Carajasia cresce apenas em rochas “meladas” de minério de ferro, enquanto Brasilianthus se esconde em áreas ao redor da mineração. Sem Flona de Carajás, elas já teriam sumido do mapa.

Carajás é uma região de potencialidades naturais ímpar no globo. Além de concentrar o minério de ferro de mais alto teor até o momento conhecido, a região é berçário de espécies vivas, algumas das quais não encontradas em qualquer outro lugar. E a ciência é quem faz a constatação.

Recentemente, o Museu Paraense Emílio Goeldi anunciou a identificação de centenas de novas espécies, sendo 63 de plantas e fungos entre os anos de 2014 e 2018. Dos 58 novos exemplares do reino vegetal, duas herbáceas, a Brasilianthus e a Carajasia, foram encontradas nas áreas de afloramento ferrífero de Carajás, de onde são endêmicas — ou seja, só existem nessa região.

Segundo descrição dos pesquisadores do Museu, as plantinhas exclusivas de Carajás têm ciclo de vida efêmero e flores discretas, que permaneceram muito tempo desconhecidas dos botânicos.
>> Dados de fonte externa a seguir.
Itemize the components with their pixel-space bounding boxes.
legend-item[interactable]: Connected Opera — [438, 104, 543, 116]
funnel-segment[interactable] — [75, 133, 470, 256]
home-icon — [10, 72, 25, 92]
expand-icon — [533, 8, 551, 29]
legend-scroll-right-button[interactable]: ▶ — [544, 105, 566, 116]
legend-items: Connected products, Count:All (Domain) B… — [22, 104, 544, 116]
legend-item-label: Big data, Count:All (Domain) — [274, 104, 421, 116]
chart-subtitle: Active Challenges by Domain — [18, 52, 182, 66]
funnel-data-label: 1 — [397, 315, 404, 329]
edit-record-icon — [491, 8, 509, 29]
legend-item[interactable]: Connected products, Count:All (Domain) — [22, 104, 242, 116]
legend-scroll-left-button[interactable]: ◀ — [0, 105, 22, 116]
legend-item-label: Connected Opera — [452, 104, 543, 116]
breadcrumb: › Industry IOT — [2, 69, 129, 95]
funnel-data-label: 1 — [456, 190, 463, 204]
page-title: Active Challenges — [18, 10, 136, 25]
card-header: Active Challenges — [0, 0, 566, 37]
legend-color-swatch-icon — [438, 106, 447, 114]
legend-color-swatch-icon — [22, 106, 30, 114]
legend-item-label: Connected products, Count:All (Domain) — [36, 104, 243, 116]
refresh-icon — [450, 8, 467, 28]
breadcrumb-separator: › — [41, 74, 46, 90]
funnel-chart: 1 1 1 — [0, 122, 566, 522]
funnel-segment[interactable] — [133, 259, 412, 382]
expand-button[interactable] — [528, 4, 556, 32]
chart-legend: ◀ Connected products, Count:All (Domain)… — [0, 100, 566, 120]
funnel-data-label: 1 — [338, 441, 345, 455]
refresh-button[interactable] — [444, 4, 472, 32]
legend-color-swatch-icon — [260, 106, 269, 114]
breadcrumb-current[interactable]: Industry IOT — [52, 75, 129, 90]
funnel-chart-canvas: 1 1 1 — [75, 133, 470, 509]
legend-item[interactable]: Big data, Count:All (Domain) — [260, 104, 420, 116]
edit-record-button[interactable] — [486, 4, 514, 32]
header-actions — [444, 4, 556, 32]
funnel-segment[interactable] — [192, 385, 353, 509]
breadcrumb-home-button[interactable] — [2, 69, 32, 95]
Não fosse a existência da Floresta Nacional de Carajás, para garantir a preservação das espécies, possivelmente essas plantas teriam sido extintas antes mesmo de serem descobertas. A Flona de Carajás, que é um santuário preservado da Amazônia oriental, está em meio a uma região de intensa perturbação ambiental, marcada por projetos de mineração, formação de pastagens para gado, grande intensidade de ocupação humana e desmatamento.